Rad! What’s up with product design and all that sort of thing at Madrid and Venom?
Andrew Mercado ran the downhill/longboard division at Madrid. I was hanging out down there a lot because they’re the master distributor for Venom and got to know everyone. When he left to go run Gullwing, he put in a word for me at Madrid and they brought me onboard. It’s pretty much the raddest job ever. I design skateboards, take pictures, and make videos for a living. They’re stoked on my creative work and I’m hyped on what we’ve done so far with the formica downhill boards. We’re working on putting some new boards out in the next few months. First up is going to be a set of 3 double-kick boards that I’m pretty excited about. They’re designed for longboarders who want to start doing ollies and riding in parks, so there will be some longer wheelbases, fuller shapes, and composite construction. The graphics are by the same guy who did the 2011 downhill boards and will feature a narwhal, a skate rat, and a flamingo. Based on the interest I’ve seen in the protos, I think people will be stoked on the final versions. I wish I could talk about the other stuff we’re working on. Madrid is stepping our game up this year.
I’m not too sure I’m feeling the “Sick Tail”. Maybe I just don’t get it. Tell me why skateboarding needs an attachable tail?

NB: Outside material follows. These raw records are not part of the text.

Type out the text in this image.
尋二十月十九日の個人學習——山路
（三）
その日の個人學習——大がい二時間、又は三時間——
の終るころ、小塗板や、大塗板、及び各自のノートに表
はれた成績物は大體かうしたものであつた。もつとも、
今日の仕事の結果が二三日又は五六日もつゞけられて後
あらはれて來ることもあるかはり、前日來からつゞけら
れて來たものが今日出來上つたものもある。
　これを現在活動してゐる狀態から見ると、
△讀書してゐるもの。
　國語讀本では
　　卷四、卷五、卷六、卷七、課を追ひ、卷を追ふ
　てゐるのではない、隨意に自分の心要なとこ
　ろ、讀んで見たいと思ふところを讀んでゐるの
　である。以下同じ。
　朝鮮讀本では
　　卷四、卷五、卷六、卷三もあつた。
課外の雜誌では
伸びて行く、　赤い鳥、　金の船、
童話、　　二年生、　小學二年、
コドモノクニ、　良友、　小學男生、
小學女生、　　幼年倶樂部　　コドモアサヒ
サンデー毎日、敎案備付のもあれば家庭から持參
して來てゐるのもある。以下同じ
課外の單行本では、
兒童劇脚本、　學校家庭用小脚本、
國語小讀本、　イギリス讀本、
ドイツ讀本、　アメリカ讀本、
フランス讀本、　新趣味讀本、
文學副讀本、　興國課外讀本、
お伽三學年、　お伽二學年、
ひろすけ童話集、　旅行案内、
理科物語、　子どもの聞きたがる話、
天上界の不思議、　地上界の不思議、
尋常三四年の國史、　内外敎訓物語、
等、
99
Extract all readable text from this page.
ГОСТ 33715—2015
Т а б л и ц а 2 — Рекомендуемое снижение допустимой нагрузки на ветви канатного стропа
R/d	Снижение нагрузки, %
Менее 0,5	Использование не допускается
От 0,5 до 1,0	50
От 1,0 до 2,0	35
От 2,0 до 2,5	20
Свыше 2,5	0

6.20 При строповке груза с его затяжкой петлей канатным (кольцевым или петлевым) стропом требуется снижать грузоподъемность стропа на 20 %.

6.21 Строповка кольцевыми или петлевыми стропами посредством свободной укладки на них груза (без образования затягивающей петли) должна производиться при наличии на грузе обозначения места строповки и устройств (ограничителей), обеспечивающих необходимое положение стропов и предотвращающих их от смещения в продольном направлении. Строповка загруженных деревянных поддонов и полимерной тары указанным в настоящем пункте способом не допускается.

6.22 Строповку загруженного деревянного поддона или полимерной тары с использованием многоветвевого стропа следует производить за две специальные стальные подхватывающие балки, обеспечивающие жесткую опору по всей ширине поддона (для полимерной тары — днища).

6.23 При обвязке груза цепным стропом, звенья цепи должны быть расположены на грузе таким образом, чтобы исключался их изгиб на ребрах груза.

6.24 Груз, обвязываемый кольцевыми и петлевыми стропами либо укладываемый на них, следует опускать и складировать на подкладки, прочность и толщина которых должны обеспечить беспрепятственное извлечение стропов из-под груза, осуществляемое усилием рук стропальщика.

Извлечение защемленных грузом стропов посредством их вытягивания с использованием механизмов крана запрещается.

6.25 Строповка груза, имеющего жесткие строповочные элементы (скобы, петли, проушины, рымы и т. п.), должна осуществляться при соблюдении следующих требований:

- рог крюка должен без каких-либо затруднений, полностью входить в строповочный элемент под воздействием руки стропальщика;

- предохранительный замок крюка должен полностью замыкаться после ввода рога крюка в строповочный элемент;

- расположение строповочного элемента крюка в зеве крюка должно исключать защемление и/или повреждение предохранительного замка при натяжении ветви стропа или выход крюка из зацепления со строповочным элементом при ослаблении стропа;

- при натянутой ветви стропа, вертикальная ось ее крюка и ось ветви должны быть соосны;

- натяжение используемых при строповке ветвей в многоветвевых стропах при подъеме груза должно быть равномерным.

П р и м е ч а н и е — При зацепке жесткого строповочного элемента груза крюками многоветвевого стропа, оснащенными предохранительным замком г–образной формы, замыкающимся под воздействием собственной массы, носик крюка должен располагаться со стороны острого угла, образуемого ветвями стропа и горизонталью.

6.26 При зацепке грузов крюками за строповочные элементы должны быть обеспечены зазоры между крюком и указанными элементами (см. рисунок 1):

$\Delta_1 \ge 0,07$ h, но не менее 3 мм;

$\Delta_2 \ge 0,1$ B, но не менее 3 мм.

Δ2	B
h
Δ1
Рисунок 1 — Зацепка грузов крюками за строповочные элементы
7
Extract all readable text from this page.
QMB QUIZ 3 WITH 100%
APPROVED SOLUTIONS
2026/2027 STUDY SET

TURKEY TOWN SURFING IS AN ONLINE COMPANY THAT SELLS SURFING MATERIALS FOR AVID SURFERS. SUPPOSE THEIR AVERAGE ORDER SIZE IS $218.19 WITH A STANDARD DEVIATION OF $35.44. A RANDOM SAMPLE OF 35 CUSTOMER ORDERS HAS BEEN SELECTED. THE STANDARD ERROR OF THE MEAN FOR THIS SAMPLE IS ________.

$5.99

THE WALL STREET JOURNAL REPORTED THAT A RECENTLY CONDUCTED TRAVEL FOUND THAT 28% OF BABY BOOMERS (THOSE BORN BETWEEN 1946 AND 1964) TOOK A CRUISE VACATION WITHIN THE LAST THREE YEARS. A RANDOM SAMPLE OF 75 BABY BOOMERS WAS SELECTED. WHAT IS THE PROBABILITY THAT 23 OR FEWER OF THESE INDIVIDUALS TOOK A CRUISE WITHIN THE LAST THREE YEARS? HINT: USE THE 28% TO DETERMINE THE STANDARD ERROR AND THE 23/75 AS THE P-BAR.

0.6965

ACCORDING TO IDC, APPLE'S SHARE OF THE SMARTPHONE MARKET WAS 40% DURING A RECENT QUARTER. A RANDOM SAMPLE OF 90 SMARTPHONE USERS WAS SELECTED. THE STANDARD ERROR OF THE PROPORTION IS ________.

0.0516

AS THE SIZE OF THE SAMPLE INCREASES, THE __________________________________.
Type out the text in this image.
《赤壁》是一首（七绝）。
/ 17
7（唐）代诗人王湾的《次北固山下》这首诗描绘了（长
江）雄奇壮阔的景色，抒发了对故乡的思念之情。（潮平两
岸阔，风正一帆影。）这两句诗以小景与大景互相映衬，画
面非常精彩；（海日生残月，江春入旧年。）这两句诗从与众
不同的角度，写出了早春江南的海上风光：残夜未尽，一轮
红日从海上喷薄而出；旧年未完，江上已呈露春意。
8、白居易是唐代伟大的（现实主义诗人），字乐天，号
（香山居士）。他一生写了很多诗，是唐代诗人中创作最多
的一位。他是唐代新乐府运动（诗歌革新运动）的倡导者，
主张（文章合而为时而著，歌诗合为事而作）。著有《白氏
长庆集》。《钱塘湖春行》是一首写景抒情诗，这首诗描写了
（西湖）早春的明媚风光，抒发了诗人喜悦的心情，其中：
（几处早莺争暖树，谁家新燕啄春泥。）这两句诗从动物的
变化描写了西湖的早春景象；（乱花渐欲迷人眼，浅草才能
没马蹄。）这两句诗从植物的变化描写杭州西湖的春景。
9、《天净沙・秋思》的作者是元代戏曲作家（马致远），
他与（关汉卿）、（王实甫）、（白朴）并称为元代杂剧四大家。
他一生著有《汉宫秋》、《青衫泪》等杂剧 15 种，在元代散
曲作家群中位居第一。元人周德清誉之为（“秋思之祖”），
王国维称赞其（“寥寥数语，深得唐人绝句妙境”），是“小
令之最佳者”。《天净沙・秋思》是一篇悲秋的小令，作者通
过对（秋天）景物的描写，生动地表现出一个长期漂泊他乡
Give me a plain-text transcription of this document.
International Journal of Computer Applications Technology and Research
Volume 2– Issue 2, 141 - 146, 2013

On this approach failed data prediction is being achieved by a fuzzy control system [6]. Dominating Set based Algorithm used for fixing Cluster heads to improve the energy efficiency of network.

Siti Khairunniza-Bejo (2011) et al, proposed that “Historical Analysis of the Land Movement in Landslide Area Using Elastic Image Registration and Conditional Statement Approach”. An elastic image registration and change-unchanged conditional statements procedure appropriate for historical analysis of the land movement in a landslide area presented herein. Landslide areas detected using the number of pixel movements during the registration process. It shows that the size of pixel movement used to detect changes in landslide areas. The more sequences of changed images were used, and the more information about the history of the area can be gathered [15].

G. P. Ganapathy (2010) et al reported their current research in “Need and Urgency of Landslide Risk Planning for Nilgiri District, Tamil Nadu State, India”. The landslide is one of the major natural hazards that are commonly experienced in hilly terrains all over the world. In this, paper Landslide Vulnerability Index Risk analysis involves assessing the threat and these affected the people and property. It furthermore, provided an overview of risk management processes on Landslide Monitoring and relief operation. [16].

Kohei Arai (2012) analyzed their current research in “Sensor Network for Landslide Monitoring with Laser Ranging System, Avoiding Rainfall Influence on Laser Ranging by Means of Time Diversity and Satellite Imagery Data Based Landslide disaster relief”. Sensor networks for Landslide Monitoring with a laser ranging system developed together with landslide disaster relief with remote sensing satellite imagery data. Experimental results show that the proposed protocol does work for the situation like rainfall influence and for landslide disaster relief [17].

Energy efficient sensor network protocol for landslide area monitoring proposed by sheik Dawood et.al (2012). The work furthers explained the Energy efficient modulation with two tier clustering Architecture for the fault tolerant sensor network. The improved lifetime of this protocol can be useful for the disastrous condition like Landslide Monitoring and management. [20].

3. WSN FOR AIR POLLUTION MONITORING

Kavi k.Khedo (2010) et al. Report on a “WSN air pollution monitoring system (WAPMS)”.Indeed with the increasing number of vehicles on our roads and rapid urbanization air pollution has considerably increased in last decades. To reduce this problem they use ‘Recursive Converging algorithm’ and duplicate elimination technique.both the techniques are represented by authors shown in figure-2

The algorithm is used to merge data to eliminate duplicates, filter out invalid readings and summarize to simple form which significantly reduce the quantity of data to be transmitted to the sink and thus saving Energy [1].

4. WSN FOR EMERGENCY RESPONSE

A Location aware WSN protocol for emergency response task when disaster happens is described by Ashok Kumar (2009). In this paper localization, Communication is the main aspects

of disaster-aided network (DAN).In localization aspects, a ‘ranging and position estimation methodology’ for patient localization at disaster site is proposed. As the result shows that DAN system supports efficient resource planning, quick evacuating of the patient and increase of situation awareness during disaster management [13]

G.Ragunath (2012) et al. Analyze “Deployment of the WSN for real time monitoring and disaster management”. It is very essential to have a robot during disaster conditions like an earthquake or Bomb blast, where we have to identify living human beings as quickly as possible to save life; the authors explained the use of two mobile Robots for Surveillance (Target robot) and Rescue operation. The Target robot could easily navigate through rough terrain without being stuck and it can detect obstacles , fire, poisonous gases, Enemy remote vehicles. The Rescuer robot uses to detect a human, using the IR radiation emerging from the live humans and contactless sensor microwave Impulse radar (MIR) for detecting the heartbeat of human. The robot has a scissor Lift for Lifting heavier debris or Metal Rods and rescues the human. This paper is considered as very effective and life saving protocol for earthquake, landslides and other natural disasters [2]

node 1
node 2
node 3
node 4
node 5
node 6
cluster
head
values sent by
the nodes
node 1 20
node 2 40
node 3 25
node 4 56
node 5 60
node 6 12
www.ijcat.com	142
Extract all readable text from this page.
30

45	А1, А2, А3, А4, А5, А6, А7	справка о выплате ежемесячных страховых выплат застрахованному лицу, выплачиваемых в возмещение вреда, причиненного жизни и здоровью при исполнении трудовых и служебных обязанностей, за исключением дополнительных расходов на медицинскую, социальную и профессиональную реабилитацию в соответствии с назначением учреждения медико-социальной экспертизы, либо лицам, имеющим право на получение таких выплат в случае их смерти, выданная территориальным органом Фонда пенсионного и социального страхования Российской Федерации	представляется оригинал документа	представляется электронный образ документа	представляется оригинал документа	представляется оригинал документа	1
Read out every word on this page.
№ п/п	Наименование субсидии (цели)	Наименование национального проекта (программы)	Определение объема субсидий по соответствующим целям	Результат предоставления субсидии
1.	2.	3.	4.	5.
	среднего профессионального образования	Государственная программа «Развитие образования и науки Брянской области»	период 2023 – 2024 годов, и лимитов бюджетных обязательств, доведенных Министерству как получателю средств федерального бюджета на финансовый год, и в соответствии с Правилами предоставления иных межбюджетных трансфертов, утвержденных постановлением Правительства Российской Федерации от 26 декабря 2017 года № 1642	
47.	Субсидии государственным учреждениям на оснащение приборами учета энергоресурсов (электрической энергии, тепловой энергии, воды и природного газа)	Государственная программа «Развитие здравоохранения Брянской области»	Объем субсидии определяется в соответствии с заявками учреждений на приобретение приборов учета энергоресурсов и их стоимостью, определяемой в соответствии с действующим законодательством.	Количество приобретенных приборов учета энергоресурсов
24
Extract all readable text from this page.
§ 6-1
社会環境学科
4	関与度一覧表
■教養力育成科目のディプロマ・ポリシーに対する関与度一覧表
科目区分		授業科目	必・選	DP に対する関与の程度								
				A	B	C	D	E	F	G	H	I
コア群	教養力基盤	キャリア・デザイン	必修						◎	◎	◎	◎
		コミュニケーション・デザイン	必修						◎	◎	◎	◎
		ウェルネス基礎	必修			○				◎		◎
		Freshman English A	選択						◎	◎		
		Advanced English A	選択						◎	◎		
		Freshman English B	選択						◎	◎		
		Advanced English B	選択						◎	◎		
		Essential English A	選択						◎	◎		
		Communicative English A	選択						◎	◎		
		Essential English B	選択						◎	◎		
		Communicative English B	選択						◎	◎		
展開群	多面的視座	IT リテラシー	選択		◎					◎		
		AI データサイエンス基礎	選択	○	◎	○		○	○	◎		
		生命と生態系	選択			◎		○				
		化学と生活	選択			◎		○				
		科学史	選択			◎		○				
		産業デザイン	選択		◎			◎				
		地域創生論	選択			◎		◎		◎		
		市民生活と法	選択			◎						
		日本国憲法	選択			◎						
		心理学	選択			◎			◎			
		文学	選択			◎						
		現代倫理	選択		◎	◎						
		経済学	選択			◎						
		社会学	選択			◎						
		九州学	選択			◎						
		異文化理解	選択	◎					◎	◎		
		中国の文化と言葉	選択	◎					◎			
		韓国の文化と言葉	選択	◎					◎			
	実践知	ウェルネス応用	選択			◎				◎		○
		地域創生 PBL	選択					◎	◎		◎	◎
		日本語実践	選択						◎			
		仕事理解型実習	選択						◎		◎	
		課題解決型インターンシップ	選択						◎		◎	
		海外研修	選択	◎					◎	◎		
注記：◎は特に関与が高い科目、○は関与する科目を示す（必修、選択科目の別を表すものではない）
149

The sicktail happened because Zak screwed a kicktail onto his downhill board for Ditch Slap and had way more fun than he otherwise would’ve. I’ve found that the ability to do goofy flatground tricks is crucial when you’re standing around at the top of the hill waiting for someone to change their wheels. It’s not intended to replace your kicktail board; but it’s fun to mess around with. Let’s be real; ollies are awesome.
Sick! That went well, I think. Let’s go skate. Oh yeah, any last words, thank yous, or final brodowns?
Shout out to the sponsors that make my life possible: Venom, Madrid, Gunmetal trucks, and Skatehouse. Crucial thanks to Mom and Dad, Brian at Earthwing, Rus and Alex at the Soda Factory, Brian Peck, Pat Schep, Andrew Mercado, and everyone else who’s helped me out along the way.